ただ、こういう問題は、逆に申しますと、タイミングを逃しますと実現されない可能性があると思いますので、タイミングを見て、一気にやるときはやらないと、永遠に実現されないということになりかねないと思います。

ですから、そこのところはよく状況を見ながら、しかし、ずるずる延ばすのは避けていただきたいという気持ちでおります。

先ほど高委員長が言われた時期辺りでうまくいけば、非常に良いなと思っています。

(問) 細かいところを1点確認したいのですけれども、通報後に解雇された際に、立証責任を事業者側に課すという議論があったかと思うのですけれども、中間論点以降の議論ですと、解雇後1年なのか、期間を設けないのかみたいな議論だったかと思っていたのですけれども、最終報告書を見ると、それについてはいわゆる見送りという形になったかと思うのですけれども、この間の議論がどうであったのかというのが、私としてもすとんと理解できるところではなくて、実際、委員の中にも、そういう意見だったのに最終的にこういう結論になったことについて理解が及んでいないということをおっしゃる方もいるのですけれども、ここについて説明をいただけますでしょうか。

(答・公益通報者保護専門調査会山本座長) 解雇の問題でございますが、ここのところは意見がかなり分かれたところでございまして、つまり、一方ではおよそその立証責任の緩和の規定を設けるべきではないという意見から、期間制限を設けないで規定を設けるべきだという意見、中間的に1年という意見があった。要するに、三つの意見があった。全面導入なのか、全面的に導入しないのか、それとも期間を区切って導入するかというところで意見が大きく対立をしてしまったということがございまして、最終的にこれを1本にまとめるのが極めて難しかったということがございます。

ただ、他方で、これは報告書の36ページの頭のところにも書いておいたのですけれども、実務上は、日本の法制においては解雇の事由が非常に限定されていて、そのために実際上はほとんど事業主側が解雇の事由を証明しなくてはいけないと。つまり、実際上は、既に一般的に事業者側に証明責任が転換されているといった事情があります。そうだといたしますと、ここの意見の対立の中でどこかに決めるということをして議論がまとまらなくなるということをむしろ避けたほうが賢明なのではないかという判断がございました。

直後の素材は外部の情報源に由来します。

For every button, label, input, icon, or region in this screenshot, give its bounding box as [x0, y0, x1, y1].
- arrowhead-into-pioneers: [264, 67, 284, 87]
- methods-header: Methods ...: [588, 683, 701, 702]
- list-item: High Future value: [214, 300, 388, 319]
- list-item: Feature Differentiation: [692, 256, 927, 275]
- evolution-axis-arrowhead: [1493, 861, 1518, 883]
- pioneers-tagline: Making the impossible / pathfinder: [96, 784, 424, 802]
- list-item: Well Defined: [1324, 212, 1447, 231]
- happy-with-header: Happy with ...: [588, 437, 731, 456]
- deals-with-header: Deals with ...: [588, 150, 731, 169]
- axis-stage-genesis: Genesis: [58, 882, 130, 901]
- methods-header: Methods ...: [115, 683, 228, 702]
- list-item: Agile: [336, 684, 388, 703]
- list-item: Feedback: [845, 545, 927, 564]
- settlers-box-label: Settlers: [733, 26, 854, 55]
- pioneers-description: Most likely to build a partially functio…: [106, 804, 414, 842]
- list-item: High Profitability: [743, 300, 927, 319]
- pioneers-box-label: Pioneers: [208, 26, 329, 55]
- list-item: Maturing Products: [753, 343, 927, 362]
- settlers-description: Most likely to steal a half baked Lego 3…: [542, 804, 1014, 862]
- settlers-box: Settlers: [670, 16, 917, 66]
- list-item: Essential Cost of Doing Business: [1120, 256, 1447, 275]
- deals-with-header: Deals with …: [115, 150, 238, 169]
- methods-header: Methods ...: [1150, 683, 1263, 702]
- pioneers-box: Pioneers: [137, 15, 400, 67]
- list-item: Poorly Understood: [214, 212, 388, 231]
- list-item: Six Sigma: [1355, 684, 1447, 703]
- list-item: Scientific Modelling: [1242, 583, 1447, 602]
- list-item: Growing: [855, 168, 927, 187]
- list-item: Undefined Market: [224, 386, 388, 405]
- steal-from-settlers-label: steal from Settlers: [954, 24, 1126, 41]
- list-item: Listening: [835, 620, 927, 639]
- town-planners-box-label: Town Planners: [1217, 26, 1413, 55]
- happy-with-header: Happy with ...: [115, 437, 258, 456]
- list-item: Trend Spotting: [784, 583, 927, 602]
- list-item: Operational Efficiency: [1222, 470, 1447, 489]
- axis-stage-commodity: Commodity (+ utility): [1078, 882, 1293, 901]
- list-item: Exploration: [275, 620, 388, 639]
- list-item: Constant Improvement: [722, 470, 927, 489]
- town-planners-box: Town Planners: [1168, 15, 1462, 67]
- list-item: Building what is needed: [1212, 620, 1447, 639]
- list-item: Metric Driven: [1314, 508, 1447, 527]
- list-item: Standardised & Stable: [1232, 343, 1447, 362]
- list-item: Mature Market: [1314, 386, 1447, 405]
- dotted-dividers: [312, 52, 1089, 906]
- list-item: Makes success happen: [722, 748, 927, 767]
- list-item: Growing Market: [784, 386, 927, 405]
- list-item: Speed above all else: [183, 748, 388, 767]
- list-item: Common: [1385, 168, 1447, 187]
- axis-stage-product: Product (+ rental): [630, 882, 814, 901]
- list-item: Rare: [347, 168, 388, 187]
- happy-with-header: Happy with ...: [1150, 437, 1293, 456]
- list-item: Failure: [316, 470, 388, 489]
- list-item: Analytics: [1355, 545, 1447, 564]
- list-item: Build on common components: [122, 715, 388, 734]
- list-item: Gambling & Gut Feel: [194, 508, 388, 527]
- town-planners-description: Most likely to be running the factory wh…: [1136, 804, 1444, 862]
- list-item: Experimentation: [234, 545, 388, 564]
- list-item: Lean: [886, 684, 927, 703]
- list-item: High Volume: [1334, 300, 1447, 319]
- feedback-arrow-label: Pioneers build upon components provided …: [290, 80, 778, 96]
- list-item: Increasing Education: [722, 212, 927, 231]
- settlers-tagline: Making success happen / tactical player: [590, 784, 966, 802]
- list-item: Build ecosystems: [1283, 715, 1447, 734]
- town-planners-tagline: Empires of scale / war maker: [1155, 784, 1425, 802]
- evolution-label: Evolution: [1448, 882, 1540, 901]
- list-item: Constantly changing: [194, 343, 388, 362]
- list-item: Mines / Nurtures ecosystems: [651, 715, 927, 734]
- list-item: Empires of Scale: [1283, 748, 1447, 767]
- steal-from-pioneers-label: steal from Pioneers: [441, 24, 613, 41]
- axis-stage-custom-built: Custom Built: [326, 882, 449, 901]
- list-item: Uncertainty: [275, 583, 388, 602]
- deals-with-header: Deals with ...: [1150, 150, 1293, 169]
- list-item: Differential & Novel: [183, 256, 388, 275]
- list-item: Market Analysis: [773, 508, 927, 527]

したがって、今回の報告書の中でも、36ページのところに、不当に解雇された場合には立証責任が事実上使用者側のほうに大幅に転換をされていると、こういった実務上の運用について周知を進めることが有益であるという形でまとめております。

この辺りがこの論点に関する落としどころであり、解雇に関しては、実際上、これで通報者がかなりの程度保護されるのではないかと考えて、このようにしたということでございます。